On Friday, the family spoke to PEOPLE about they will continue living this “unconventional life” because their daughter, along with her big brother, Beckham, 8, mean more than anything to them.
Months of Isolation
Exactly two years ago, Glenn and Cara O’Neill experienced every parent’s worst nightmare: their happy and energetic daughter, Eliza, was diagnosed with a deadly disease.
Eliza suffers from Sanfilippo syndrome–Type A, a rare and ultimately fatal genetic disorder that primarily affects the brain.
The 5-year-old is slowly losing her ability to speak, and by the age of 6, she will most likely not be able to talk at all. By 10, most children with the disease are wheelchair-bound and need round-the-clock care.
But at the O’Neills’ house in Columbia, South Carolina, there is rarely talk about the frightening road ahead. Instead, the family is focused on the here and now – and that includes hope for a cure.
“We have tried the alternative,” Glenn, 42, tells PEOPLE. “At times, we have been negative. We have cried, we have gotten depressed, but that doesn’t help your children or your spouse. We don’t get to crawl into the cave. We make a conscious effort to be positive.”
Contracting and building immunity to one particular virus could lower Eliza’s chances of being approved to be part of a clinical trial that could give her a chance to survive. Through fundraising, in two years the family has raised $2.5 million to help fund the research to stop this disease and hopefully give Eliza that chance.
She could get the virus, which doesn’t show any symptoms, from interacting with friends and going to school.

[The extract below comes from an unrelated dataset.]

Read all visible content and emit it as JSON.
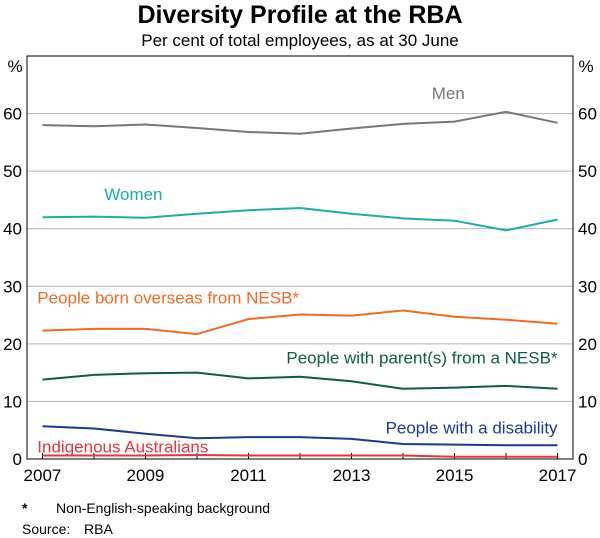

“Her body would then reject the gene therapy,” Glenn says. “So when the trial happens, she wouldn’t be able to take part in it. We are not going to risk that.”
When Cara, who had to quit her job as a pediatrician to take care of her children, and Glenn were told that researchers at Nationwide Children’s Hospital developed a form of gene therapy that they believe could be a cure for the syndrome, they knew that the steep $2.5 million cost wouldn’t stop them.